2004-07-07
All Purpose Cultural Cat Girl Nuku Nuku
Warning: This review contains spoilers for All Purpose Cultural Cat Girl Nuku Nuku.
I just finished watching the first six episodes of All Purpose Cultural Cat Girl Nuku Nuku. I've heard a bit about it and it sounded interesting. Although I must say, I was a little disappointed in what I saw.
The series starts out with a kid taking a leak in an alley. While his father is calling from his car to hurry up, the kid finds a stray cat and decides to keep it. He gets into the car and they start to drive off, when a helicopter comes up and starts shooting at them. While they're trying to escape, they have a pretty nasty crash, which leaves the kid and the dad unharmed, but the cat is soaked in blood. The dad takes a look at the robot skeleton in the back seat, for which the helicopter was presumably pursuing them, and he gets a brilliant idea. The next scene is some time in the future, and now they have a robot girl with a cat's brain living with them. Meet Nuku Nuku.
When I first learned the plot, I was expecting to see some sort of development progress from Nuku Nuku like I saw in Chobits. However, the very scene after the car crash, she already speaks fluently and more or less knows how to behave in public. That was definitely a downer, but I suppose that wasn't the point of the series.

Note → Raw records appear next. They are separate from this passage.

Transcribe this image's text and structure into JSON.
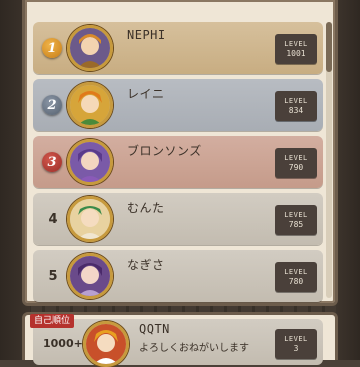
{
  "ranking": [
    {
      "rank": "1",
      "name": "NEPHI",
      "level_label": "LEVEL",
      "level": "1001",
      "tier": "gold",
      "avatar_icon": "character-portrait-icon"
    },
    {
      "rank": "2",
      "name": "レイニ",
      "level_label": "LEVEL",
      "level": "834",
      "tier": "silver",
      "avatar_icon": "character-portrait-icon"
    },
    {
      "rank": "3",
      "name": "ブロンソンズ",
      "level_label": "LEVEL",
      "level": "790",
      "tier": "bronze",
      "avatar_icon": "character-portrait-icon"
    },
    {
      "rank": "4",
      "name": "むんた",
      "level_label": "LEVEL",
      "level": "785",
      "tier": "plain",
      "avatar_icon": "character-portrait-icon"
    },
    {
      "rank": "5",
      "name": "なぎさ",
      "level_label": "LEVEL",
      "level": "780",
      "tier": "plain",
      "avatar_icon": "character-portrait-icon"
    }
  ],
  "self": {
    "label": "自己順位",
    "rank": "1000+",
    "name": "QQTN",
    "message": "よろしくおねがいします",
    "level_label": "LEVEL",
    "level": "3"
  },
  "colors": {
    "gold": "#c8ad82",
    "silver": "#a8adb4",
    "bronze": "#c59b8a",
    "plain": "#c3bcb0",
    "accent_red": "#b5322d"
  }
}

Instead, we get a simple two dopes use giant robots and missiles to try to kill the superhuman girl, but she always wins
plot. They pretend that she's trying to be human, but you don't really see that there's any sort of progress.
I thought that we would get lots of comedy and conflicts from the fact that Nuku Nuku has a cat brain, but that doesn't even play much of a role in the series. She isn't nearly as playful with people as you would expect (except for a short while in episode 5 when she is attacked with cat nip, which is one of the few scenes with a cat-related situation), and she isn't afraid of water at all. In fact, once she gets a device that allows her to swim rather than sink like a rock, swimming seems natural to her. That just doesn't fit the cat role that you expect.
One thing that bugged me was that character roles aren't consistent. In one episode, the kid demands that Nuku Nuku takes responsibility for her mishaps and the father is more forgiving, and the very next episode they act in a completely opposite manner. That's about when I gave up on the possibility of any sort of character development, because they didn't really have character roles in the first place.
Another android, Amy, appears in episode 4. At first you don't know that she's an android, and she claims that she's fleeing from some unknown enemy. As you find out later, she's afraid of a bug in her programming that could cause her to explode if she participated in a heated battle for too long. She decides to try to take Nuku Nuku's body in order to remedy the situation. Well, big surprise, they end up in a fight. Near the end, Amy starts zapping Nuku Nuku with energy that makes them both glow a cool blue. At about this point, you expect Amy to blow up, giving that the infamous anime X-vein is about ready to blow. However, she doesn't blow up. And the episode ends with Amy and Nuku Nuku pulling at each other's faces and stuff. That episode kind of left me thinkg, So... what was the point of that whole episode?
There was no point. They introduced a character that shows up again in episode 6, but in episode 4 itself nothing happened. There was no climax. Just lots of shots of Amy in her underwear. Oh, by the way, I was also amused by the fact that, when she had her panties pulled down about a centimeter you could see the serial number that went halfway up her back, but then in every scene after that it was nowhere to be found.
This series was mildly entertaining, but nothing great. The initial plot could have been carried out much better than it was, and it could have been better directed. There was nothing about it that made me really into the show. Oh well. I'm still looking forward to seeing the rest of Fruits Basket.